In that, I was able to able to open an input file input.txt and read it contents successfully, but now i don't want to hardcode or give the input filename beforehand,

ifstream myfile ("input.txt");
if (myfile.is_open())

but i want to give the input file name later after compiling the program and generating an executable file named testin the command line, as shown below

./test input.txt

Any suggestions on how to do this ?

Answer 1

You can access the command line arguments passed to your program in the main function:

int main(int argc, char *argv[]) { }

argc is the number of arguments passed to your program and argv contains pointers to C-strings holding the arguments passed to your program. So using this array you can access the arguments passed to your program.

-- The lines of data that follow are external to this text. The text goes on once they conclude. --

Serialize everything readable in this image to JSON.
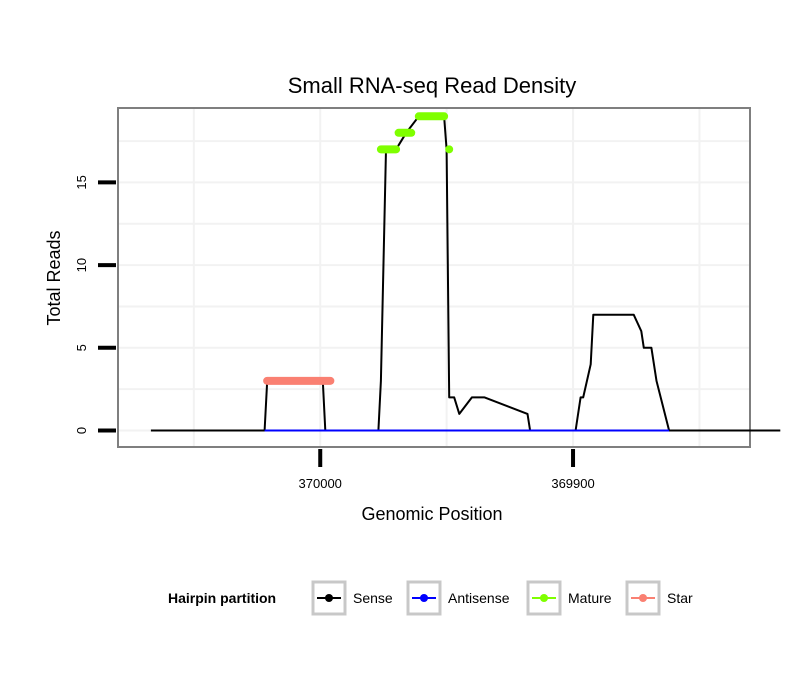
{
  "chart_data": {
    "type": "line",
    "title": "Small RNA-seq Read Density",
    "xlabel": "Genomic Position",
    "ylabel": "Total Reads",
    "x_reversed": true,
    "xlim": [
      370080,
      369830
    ],
    "ylim": [
      -1,
      19.5
    ],
    "x_ticks": [
      370000,
      369900
    ],
    "x_tick_labels": [
      "370000",
      "369900"
    ],
    "y_ticks": [
      0,
      5,
      10,
      15
    ],
    "y_tick_labels": [
      "0",
      "5",
      "10",
      "15"
    ],
    "legend": {
      "title": "Hairpin partition",
      "position": "bottom",
      "entries": [
        {
          "name": "Sense",
          "color": "#000000"
        },
        {
          "name": "Antisense",
          "color": "#0000ff"
        },
        {
          "name": "Mature",
          "color": "#7fff00"
        },
        {
          "name": "Star",
          "color": "#fa8072"
        }
      ]
    },
    "series": [
      {
        "name": "Sense",
        "color": "#000000",
        "x": [
          370067,
          370022,
          370021,
          369999,
          369998,
          369977,
          369976,
          369974,
          369970,
          369966,
          369961,
          369956,
          369951,
          369950,
          369949,
          369947,
          369945,
          369940,
          369935,
          369918,
          369917,
          369899,
          369898,
          369897,
          369896,
          369893,
          369892,
          369889,
          369876,
          369873,
          369872,
          369869,
          369867,
          369862,
          369818
        ],
        "y": [
          0,
          0,
          3,
          3,
          0,
          0,
          3,
          17,
          17,
          18,
          19,
          19,
          19,
          17,
          2,
          2,
          1,
          2,
          2,
          1,
          0,
          0,
          1,
          2,
          2,
          4,
          7,
          7,
          7,
          6,
          5,
          5,
          3,
          0,
          0
        ]
      },
      {
        "name": "Antisense",
        "color": "#0000ff",
        "x": [
          370022,
          369862
        ],
        "y": [
          0,
          0
        ]
      },
      {
        "name": "Mature",
        "color": "#7fff00",
        "segments": [
          {
            "x": [
              369976,
              369970
            ],
            "y": [
              17,
              17
            ]
          },
          {
            "x": [
              369969,
              369964
            ],
            "y": [
              18,
              18
            ]
          },
          {
            "x": [
              369961,
              369951
            ],
            "y": [
              19,
              19
            ]
          },
          {
            "x": [
              369949
            ],
            "y": [
              17
            ]
          }
        ]
      },
      {
        "name": "Star",
        "color": "#fa8072",
        "segments": [
          {
            "x": [
              370021,
              369996
            ],
            "y": [
              3,
              3
            ]
          }
        ]
      }
    ]
  }
}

But you have to pay attention: the program itself is always passed to the program as first argument. So argc is always at least one and argv[0] contains the program name.

If you want to access the input.txt from your post you could write:

int main(int argc, char *argv[]) {
   if (argc > 1) {
      // This will print the first argument passed to your program
      std::cout << argv[1] << std::endl;
   }
}

Answer 2

Just to addon to all the answers - You can use 'standard input and output' of C/C++ like printf() & scanf()

$ ./a.out < input.file // input file
$ ./a.out > output.file // output file
$ ./a.out < input.file > output.file // merging above two commands.

For more info: REFER THIS

And ofcourse, clean way is to use argc/argv as answered by fellow gentlemen.